Beberapa tahun lalu, dua ibu kembar mendirikan sekolah Kartini di bawah sebuah jalan tol. Sekolah tersebut mendapatkan perhatian nan luas dari banyak orang. Ratusan anak bersekolah di sana. Namun, setelah sekolah tersebut terbakar, perjuangan kedua ibu kembar terlihat semakin berat. Sudah agak sporadis pemberitaan tentang sekolah Kartini.
Permasalahan dana selalu menjadi permasalahan primer dalam menyelenggarakan pendidikan gratis. Banyak kepala daerah nan mencanangkan pendidikan perdeo dengan cara membebaskan SPP hingga ke pendidikan menengah atas. Namun, pembebasan SPP belumlah bisa dikatakan pendidikan gratis. Bukankah biaya sekolah tak hanya SPP?
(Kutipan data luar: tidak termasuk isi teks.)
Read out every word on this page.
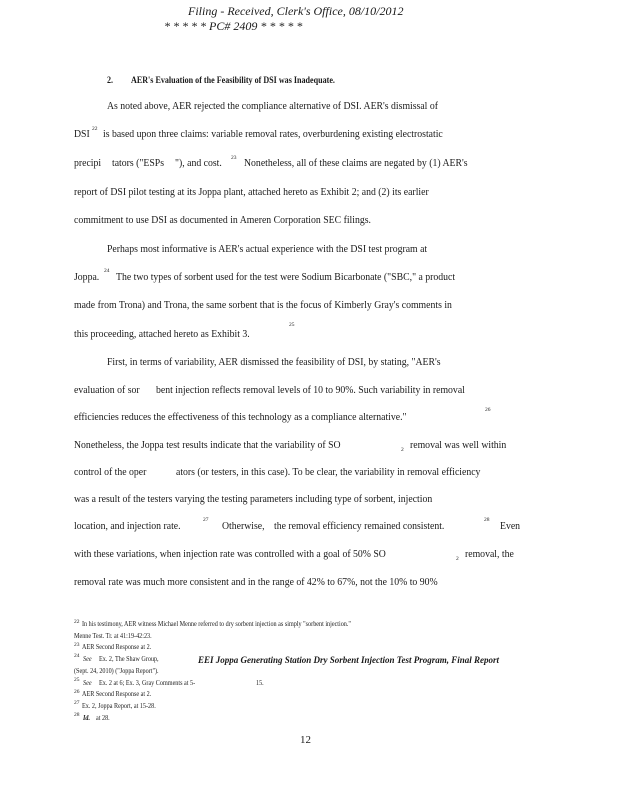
Filing - Received, Clerk's Office, 08/10/2012
* * * * * PC# 2409 * * * * *
2. AER's Evaluation of the Feasibility of DSI was Inadequate.
As noted above, AER rejected the compliance alternative of DSI. AER's dismissal of
DSI 22 is based upon three claims: variable removal rates, overburdening existing electrostatic
precipi tators ("ESPs "), and cost. 23 Nonetheless, all of these claims are negated by (1) AER's
report of DSI pilot testing at its Joppa plant, attached hereto as Exhibit 2; and (2) its earlier
commitment to use DSI as documented in Ameren Corporation SEC filings.
Perhaps most informative is AER's actual experience with the DSI test program at
Joppa.
24
The two types of sorbent used for the test were Sodium Bicarbonate ("SBC," a product
made from Trona) and Trona, the same sorbent that is the focus of Kimberly Gray's comments in
this proceeding, attached hereto as Exhibit 3.
25
First, in terms of variability, AER dismissed the feasibility of DSI, by stating, "AER's
evaluation of sor bent injection reflects removal levels of 10 to 90%. Such variability in removal
efficiencies reduces the effectiveness of this technology as a compliance alternative."
26
Nonetheless, the Joppa test results indicate that the variability of SO	2 removal was well within
control of the oper	ators (or testers, in this case). To be clear, the variability in removal efficiency
was a result of the testers varying the testing parameters including type of sorbent, injection
location, and injection rate.
27
Otherwise, the removal efficiency remained consistent.
28
Even
with these variations, when injection rate was controlled with a goal of 50% SO	2 removal, the
removal rate was much more consistent and in the range of 42% to 67%, not the 10% to 90%
22 In his testimony, AER witness Michael Menne referred to dry sorbent injection as simply "sorbent injection."
Menne Test. Tr. at 41:19-42:23.
23 AER Second Response at 2.
24 See Ex. 2, The Shaw Group,	EEI Joppa Generating Station Dry Sorbent Injection Test Program, Final Report
(Sept. 24, 2010) ("Joppa Report").
25 See Ex. 2 at 6; Ex. 3, Gray Comments at 5-	15.
26 AER Second Response at 2.
27 Ex. 2, Joppa Report, at 15-28.
28 Id. at 28.
12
Anak-anak masih membutuhkan dana buat seragam, buku, transportasi, ekskul, dan lain-lain. Intinya, pendidikan gratis, ya, benar-benar gratis. Semuanya. Tanpa ada sepeser uang pun nan dikeluarkan orang tua buat menyekolahkan anaknya. Ada beberapa cara buat menyelenggarakan sekolah nan benar-benar gratis.
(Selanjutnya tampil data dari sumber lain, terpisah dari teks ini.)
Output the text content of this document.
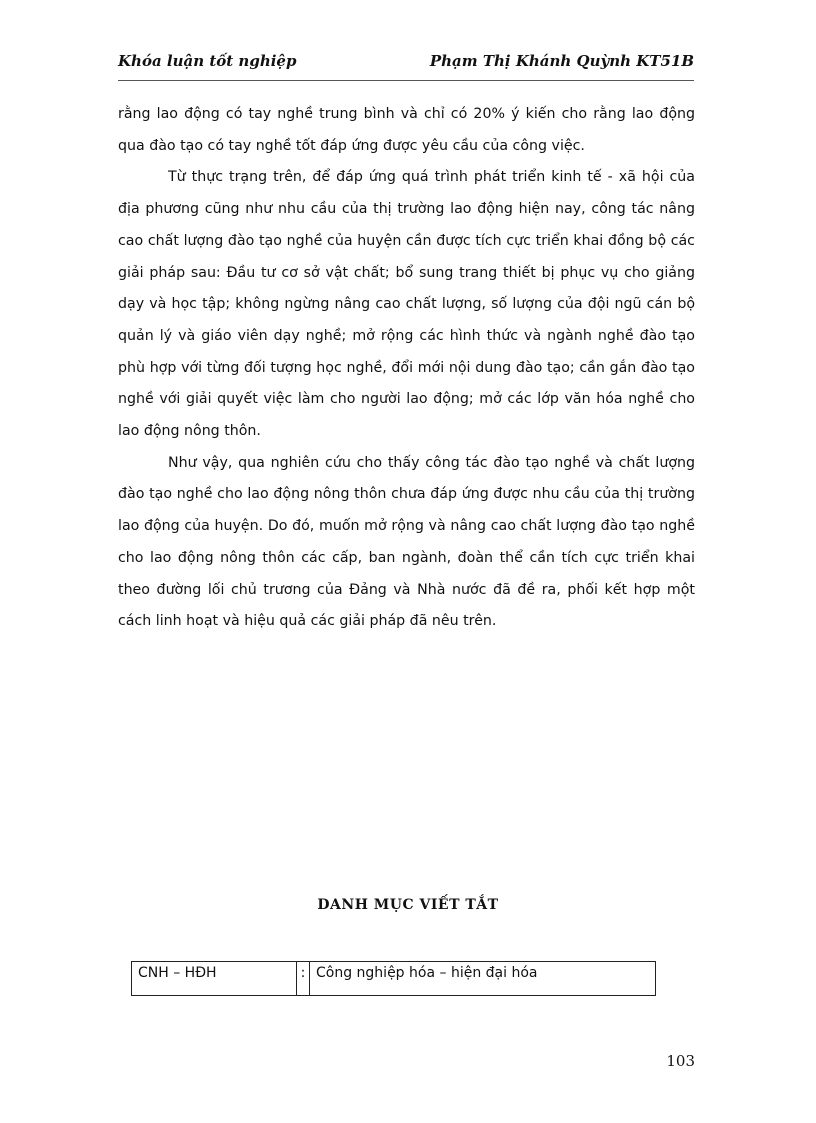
Khóa luận tốt nghiệp	Phạm Thị Khánh Quỳnh KT51B

rằng lao động có tay nghề trung bình và chỉ có 20% ý kiến cho rằng lao động qua đào tạo có tay nghề tốt đáp ứng được yêu cầu của công việc.

Từ thực trạng trên, để đáp ứng quá trình phát triển kinh tế - xã hội của địa phương cũng như nhu cầu của thị trường lao động hiện nay, công tác nâng cao chất lượng đào tạo nghề của huyện cần được tích cực triển khai đồng bộ các giải pháp sau: Đầu tư cơ sở vật chất; bổ sung trang thiết bị phục vụ cho giảng dạy và học tập; không ngừng nâng cao chất lượng, số lượng của đội ngũ cán bộ quản lý và giáo viên dạy nghề; mở rộng các hình thức và ngành nghề đào tạo phù hợp với từng đối tượng học nghề, đổi mới nội dung đào tạo; cần gắn đào tạo nghề với giải quyết việc làm cho người lao động; mở các lớp văn hóa nghề cho lao động nông thôn.

Như vậy, qua nghiên cứu cho thấy công tác đào tạo nghề và chất lượng đào tạo nghề cho lao động nông thôn chưa đáp ứng được nhu cầu của thị trường lao động của huyện. Do đó, muốn mở rộng và nâng cao chất lượng đào tạo nghề cho lao động nông thôn các cấp, ban ngành, đoàn thể cần tích cực triển khai theo đường lối chủ trương của Đảng và Nhà nước đã đề ra, phối kết hợp một cách linh hoạt và hiệu quả các giải pháp đã nêu trên.

DANH MỤC VIẾT TẮT
CNH – HĐH	:	Công nghiệp hóa – hiện đại hóa
103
Pertama, Gubernur Sumatera Selatan, Alex Nurdin, melibatkan banyak perusahaan besar nan ada di wilayahnya buat mendukung program pendidikan gratis.
Suatu sekolah bertahap internasional sudah disiapkan buat melayani kebutuhan pendidikan anak-anak tak mampu nan mempunyai motivasi besar buat sekolah.
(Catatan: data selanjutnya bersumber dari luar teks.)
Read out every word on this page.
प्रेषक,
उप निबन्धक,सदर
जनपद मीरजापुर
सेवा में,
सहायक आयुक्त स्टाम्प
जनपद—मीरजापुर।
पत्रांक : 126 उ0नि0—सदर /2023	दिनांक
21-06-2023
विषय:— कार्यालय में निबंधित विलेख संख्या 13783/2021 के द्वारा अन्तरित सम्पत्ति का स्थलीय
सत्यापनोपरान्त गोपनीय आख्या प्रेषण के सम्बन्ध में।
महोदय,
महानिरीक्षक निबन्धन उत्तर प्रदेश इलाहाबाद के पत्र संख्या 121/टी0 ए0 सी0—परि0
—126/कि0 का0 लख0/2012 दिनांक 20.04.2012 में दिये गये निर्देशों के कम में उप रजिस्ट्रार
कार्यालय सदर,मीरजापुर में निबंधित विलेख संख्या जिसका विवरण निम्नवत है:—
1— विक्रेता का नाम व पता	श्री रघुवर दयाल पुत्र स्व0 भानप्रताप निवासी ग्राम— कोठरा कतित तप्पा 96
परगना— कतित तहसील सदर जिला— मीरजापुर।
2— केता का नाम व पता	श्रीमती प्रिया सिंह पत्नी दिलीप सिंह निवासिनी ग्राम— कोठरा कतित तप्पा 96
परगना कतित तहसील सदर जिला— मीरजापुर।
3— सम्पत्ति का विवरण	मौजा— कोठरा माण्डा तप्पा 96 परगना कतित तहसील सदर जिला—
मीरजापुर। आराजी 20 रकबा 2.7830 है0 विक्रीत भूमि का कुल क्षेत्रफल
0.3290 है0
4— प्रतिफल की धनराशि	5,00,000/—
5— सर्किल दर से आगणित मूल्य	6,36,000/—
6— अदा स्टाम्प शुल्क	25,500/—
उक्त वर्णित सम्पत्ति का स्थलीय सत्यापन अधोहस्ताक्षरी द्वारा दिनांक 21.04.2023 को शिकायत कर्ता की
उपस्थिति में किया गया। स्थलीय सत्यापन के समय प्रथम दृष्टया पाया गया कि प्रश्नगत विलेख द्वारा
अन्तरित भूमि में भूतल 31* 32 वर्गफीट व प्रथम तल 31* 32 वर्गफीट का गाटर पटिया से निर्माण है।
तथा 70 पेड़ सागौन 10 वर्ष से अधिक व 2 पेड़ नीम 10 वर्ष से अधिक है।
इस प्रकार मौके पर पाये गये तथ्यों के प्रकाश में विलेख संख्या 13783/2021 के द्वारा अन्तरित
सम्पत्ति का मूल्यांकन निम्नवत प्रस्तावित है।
Pendidikan nan benar-benar perdeo dan sangat serius. Tidak minim fasilitas. Tidak minim dana. Program ambisius nan melibatkan banyak pihak dengan komitmen tinggi dari pemerintah. Sampai saat ini, program ini belum menghadapi hambatan berarti.
Kedua, pendidikan perdeo nan melibatkan anak buat membiayai sekolahnya sendiri dengan cara bekerja sambil belajar. Bekal keterampilan nan diberikan akan membuat anak lebih berdikari dan akan memiliki karakter entrepreneurship .
Misalnya, setiap anak dibekali 3 ekor kambing atau lima orang anak memelihara satu ekor sapi. Mereka bahu-membahu memelihara hewan ternak tersebut. Hasil dari susu atau penjualan hewan itu digunakan buat biaya sekolah.
Selain beternak, anak-anak bisa dilibatkan dalam bidang pertanian dan perniagaan lainnya. Anak-anak diajari buat tak melulu menerima sesuatu nan perdeo tanpa kerja keras. Mereka harus mampu menolong dirinya sendiri. Hanya orang-orang lemah nan selalu mengharapkan segalanya gratis. Jadi, kegratisan nan diterima menjadi kapital dasar buat menjadi manusia nan nantinya mampu memberikan sesuatu nan perdeo kepada orang lain.
Model pendidikan perdeo lainnya ialah sistem orang tua asuh. Seperti model nomor dua, anak mendapatkan biaya 100% dari orang tua asuh. Namun, anak juga didayagunakan buat dapat melakukan sesuatu, sehingga dia tak merasa seperti orang nan patut dikasihani.
Anak tersebut diberi bekal agar dapat membantu dirinya sendiri. Misalnya, bila orang tua asuh mempunyai toko, anak asuh dapat dipekerjakan di toko tersebut. Tentu anak itu tetap diberi imbalan nan pantas atas kerjanya.
Pendidikan perdeo tidaklah terlalu sulit bila melibatkan banyak pihak nan mempunyai komitmen nan sama, termasuk anak didiknya. Pendidikan perdeo jangan sampai mendidik anak-anak nan hanya dapat menerima tanpa mampu memberi.
Pendidikan perdeo ialah tonggak dasar buat membentuk anak-anak andal nan dapat mandiri bagi dirinya sendiri dan orang lain di sekitarnya kelak. Untuk itu, mari kita dukung pendidikan gratis dalam rangka mencerdaskan anak bangsa. Semoga pemaparan tersebut bermanfaat bagi Anda.